According to a CII estimate, the investments intentions expressed by domestic and foreign players in Jharkhand, between 2006 and 2008 touched Rs.1.4 lakh crore. In 2008, the proposed investment in Orissa totalled Rs.2.5 lakh crore. During 2009, Chhattisgarh received 293 investment proposals worth Rs.1.3 lakh crore.
But the rush of investors in the last five years has also thrown up myriad problems — conflicts over land, violation of human rights and serious concerns over environment degradation, and corruption at high places. All these have kept the pot boiling. The proposals for massive investments in mining, mineral processing and metalwork projects have opened up new opportunities for the States to race into rapid industrialisation from slow-changing, primarily agricultural, economies.
It is estimated that by 2015, these three States can aspire to produce close to 130-195 million tonnes of iron ore, 56-80 million tonnes of steel and 500-650 million tonnes of coal. , a relatively minor resources player of the region, also can look forward to produce 80-100 million tonnes of coal and expand its current steel capacity.
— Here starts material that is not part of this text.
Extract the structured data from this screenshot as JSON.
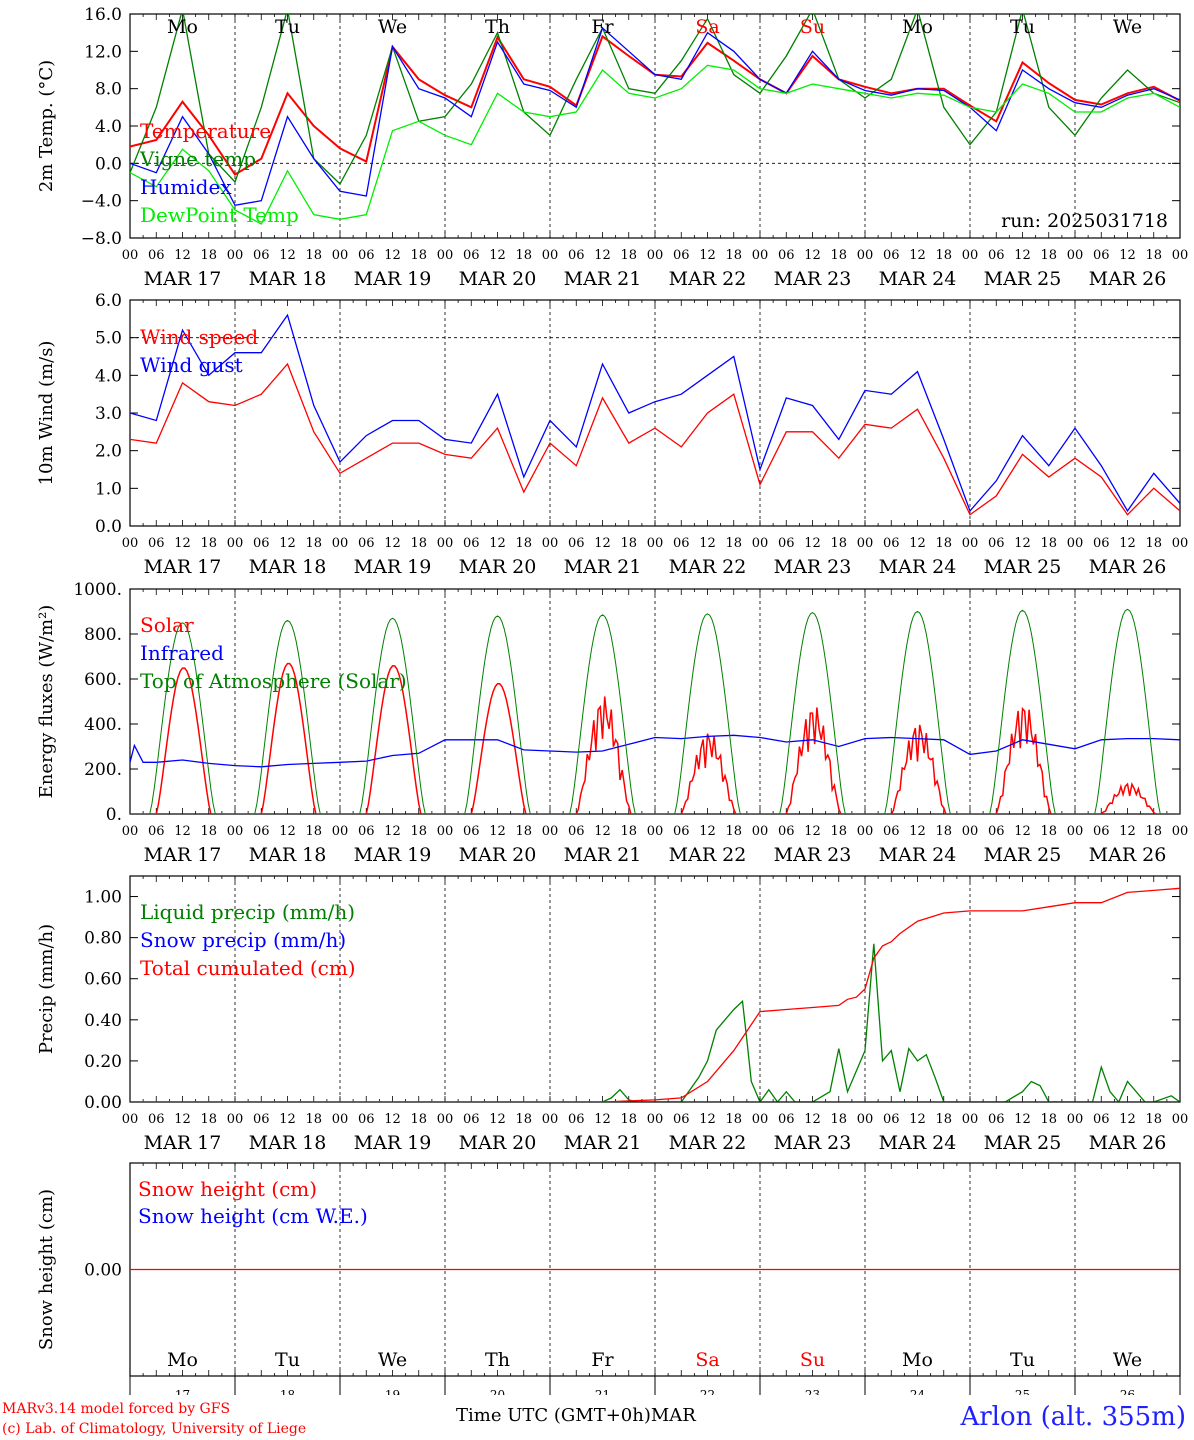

However, the systemic and regulatory frameworks have not been able to catch up with the emerging scene. In the last few years, it became increasingly evident that the institution-building work lagged behind too. The policy framework too has been slow in reacting to a changed situation.
In the backdrop of competitive demand and growth dynamics, industry's need for raw material security, as also deprivation and rising political aspirations of the inhabitants, mostly tribal, the three eastern States are now finding themselves at the development crossroads.
‘Resource curse’ syndrome
The past decade witnessed a war of sorts between the major stakeholders — the investors and local people. The World Bank had warned against an unregulated growth strategy and the risk of a “resources curse” syndrome.
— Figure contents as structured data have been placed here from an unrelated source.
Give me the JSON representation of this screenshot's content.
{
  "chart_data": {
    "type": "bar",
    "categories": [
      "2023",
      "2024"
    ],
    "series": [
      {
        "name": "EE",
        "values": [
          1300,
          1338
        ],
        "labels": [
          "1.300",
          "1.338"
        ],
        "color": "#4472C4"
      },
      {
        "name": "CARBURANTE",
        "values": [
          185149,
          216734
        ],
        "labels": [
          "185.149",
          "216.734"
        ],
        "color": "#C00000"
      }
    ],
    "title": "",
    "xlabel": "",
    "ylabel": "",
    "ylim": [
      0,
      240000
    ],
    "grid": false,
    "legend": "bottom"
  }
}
It said in a 2007 report on Jharkhand that there were already some signs of the “resource curse” syndrome. “The State (Jharkhand) is yet to develop appropriate institutional, regulatory safeguard conditions for embarking on a fast–paced mineral-based growth strategy. In fact, without having such institutional safeguards in place, an unregulated mineral-based growth strategy can bring more risks than rewards.”
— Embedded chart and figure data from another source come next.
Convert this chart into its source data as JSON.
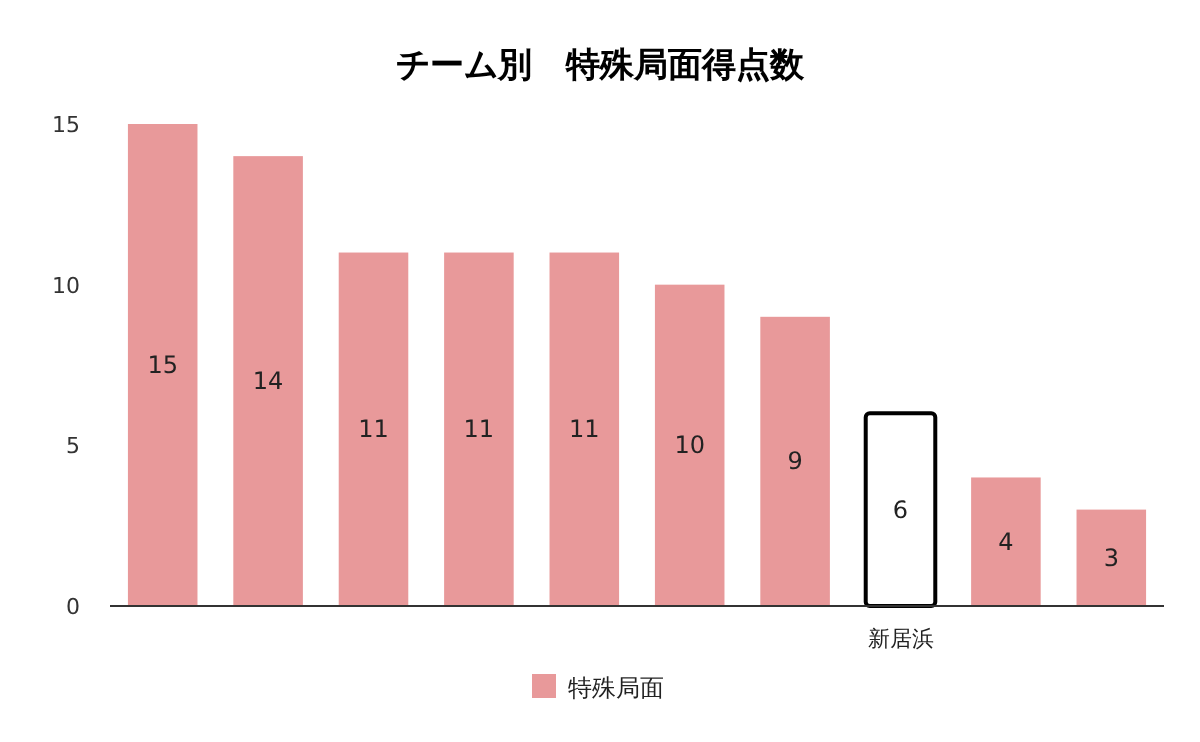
{
  "chart_data": {
    "type": "bar",
    "title": "チーム別　特殊局面得点数",
    "categories": [
      null,
      null,
      null,
      null,
      null,
      null,
      null,
      "新居浜",
      null,
      null
    ],
    "series": [
      {
        "name": "特殊局面",
        "color": "#e8999a",
        "colors": [
          "#e8999a",
          "#e8999a",
          "#e8999a",
          "#e8999a",
          "#e8999a",
          "#e8999a",
          "#e8999a",
          "#ffffff",
          "#e8999a",
          "#e8999a"
        ],
        "values": [
          15,
          14,
          11,
          11,
          11,
          10,
          9,
          6,
          4,
          3
        ]
      }
    ],
    "ylim": [
      0,
      15
    ],
    "yticks": [
      0,
      5,
      10,
      15
    ],
    "data_labels": true,
    "legend": "bottom"
  }
}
The organisation further said: “This can be judged by several examples. One relates to the manner in which institutional safeguard of local communities directly affected by mining activities is being addressed. Other examples relate to the institutional hurdles that genuine investors face in undertaking new investments in the sector, that is, the efficiency aspect of mining-based growth”.
It noted that in a survey of international mining companies, , including Jharkhand, ranked extremely poorly as an exploration destination because mining development faces major regulatory, environmental and social obstacles.
Speed-breakers
After the multi-crore scam involving the former Chief Minister and a few other former Ministers of Jharkhand surfaced, the land acquisition related-debate generated by the Singur episode in and Vedanta's bauxite mining misadventure in Orissa, the States have been forced to sit up and review growth strategies. The global financial crisis of 2009 also had an impact on the investment flow to the eastern States’mining and metal sector. According to the CII, “under the impact of global financial crisis, 2009 saw a visible decrease in investment intention” in Jharkhand. It also noted a sharp decrease in proposed investments in Orissa.
There were also instances of some domestic investors developing cold feet after signing MoUs. Certain proposals could not progress as courts struck down the exploration licences or mining leases. Land acquisition and project implementation for many were slow, tricky and cumbersome. From the standpoint of the industry investors, the biggest stumbling block seems to be the legal framework that gives tribals complete control over land and resources. This is followed by poor physical infrastructure.
Some of the senior bureaucrats, while talking to this correspondent, conceded that had there been implementation of the Panchayats (Extension to Scheduled Areas) Act, 1996, in its letter and spirit, then many of the projects that had taken off or were in the advanced stages of implementation, would not have seen the light of day.
The World Bank suggested a middle path that avoids conflicts. It said: “Although the mining sector has huge potential of growth over the long term, it has high risk that needs to be carefully managed. The solution lies somewhere in between, with the crux of the overall strategy aimed at reducing risks associated with growth, especially in an economy with high levels of poverty and inequality”.
A top official of a public sector mining company in the East felt that the nation, more specifically the mineral-rich States, still lacked a balanced and coordinated approach towards issues such as mineral resource exploitation, conservation of ecology, tribal empowerment, poverty alleviation, spread of education and employment. “For the industry, it requires reinventing corporate social responsibility,” he added.